Lucy in the Sky is the odd film that starts cosmically big and gradually becomes narrower and more conventional as it goes along, to diminishing returns. This Fox Searchlight feature brims with offbeat storytelling and visual ideas that initially combine to quietly appealing effect and falls between the cracks of a distinctive character study and a ramped-up yarn of carnal jealousy in the military. It looks to be a short flight commercially. Evidently set sometime in the 1990’s, the script by Hawley, Brian C. Brown and Elliott DiGuiseppi promisingly presents astronaut Lucy Cola (Natalie Portman) as a young woman transformed by her experience of being tethered in space outside a space shuttle during a mission. “Just a few more minutes,” she pleads when it’s time to come back aboard, and upon her return home all she wants is to get back up there. Although Lucy’s got an ultra-supportive family waiting for her, a simple, normal life just doesn’t seem like it’s going to do it for her any longer. The first thing she does is sign up as a candidate for a return trip, possibly in three years at the earliest. The second thing she does is to throw herself in an affair with a fellow astronaut Mark (Jon Hamm) as she realises that her sweet, devoted husband Drew (Dan Stevens) doesn’t interest her anymore. From a visual point of view, Hawley seems determined to try out a whole bunch of ideas and see what sticks. At first, his efforts at emphasising the life-changing aspect of Lucy’s experience are reasonably successful. By contrast, sometimes his shot selection seems quite arbitrary, and not always the most felicitous for what he’s trying to accomplish.

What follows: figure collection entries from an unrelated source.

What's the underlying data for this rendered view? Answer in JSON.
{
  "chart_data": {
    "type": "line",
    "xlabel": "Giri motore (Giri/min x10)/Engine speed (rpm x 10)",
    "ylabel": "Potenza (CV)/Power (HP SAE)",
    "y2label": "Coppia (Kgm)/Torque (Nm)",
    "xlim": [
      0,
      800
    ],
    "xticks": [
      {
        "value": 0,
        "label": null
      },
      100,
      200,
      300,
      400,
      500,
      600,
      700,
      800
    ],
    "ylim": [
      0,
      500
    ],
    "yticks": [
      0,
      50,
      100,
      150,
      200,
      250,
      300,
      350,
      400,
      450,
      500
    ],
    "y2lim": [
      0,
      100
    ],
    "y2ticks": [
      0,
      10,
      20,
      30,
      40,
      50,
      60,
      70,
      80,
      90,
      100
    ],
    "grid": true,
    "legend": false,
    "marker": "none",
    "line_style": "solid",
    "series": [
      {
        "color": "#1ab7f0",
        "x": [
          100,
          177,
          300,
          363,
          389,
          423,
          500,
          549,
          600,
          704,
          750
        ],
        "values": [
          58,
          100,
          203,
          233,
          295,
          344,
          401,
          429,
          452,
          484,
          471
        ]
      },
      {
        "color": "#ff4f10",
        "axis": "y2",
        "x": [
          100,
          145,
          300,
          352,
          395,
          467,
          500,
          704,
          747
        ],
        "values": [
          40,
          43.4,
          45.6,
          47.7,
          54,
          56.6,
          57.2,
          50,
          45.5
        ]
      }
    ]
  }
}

It’s not long until Lucy’s space-born fantasy of herself as a kind of superwoman comes crashing back to Earth. It then seems like the film is headed into Fatal Attraction revenge territory, with Lucy going ballistic and attempting some drastic sort of retribution in the manner of the actual NASA astronaut Lisa Nowak. This sort of scenario wouldn’t play out too well for audiences in the current political climate, real story or not, and fortunately the picture does go in a somewhat different direction at the end.

Lucy in the Sky features one of Portman’s more histrionic performances, one in which she sports a pretty pronounced Southern accent. Hamm could not seem more at ease playing the base’s number one cad, and it’s nice to see Ellen Burstyn in the household to fire off some rude little comebacks as Lucy’s grandma.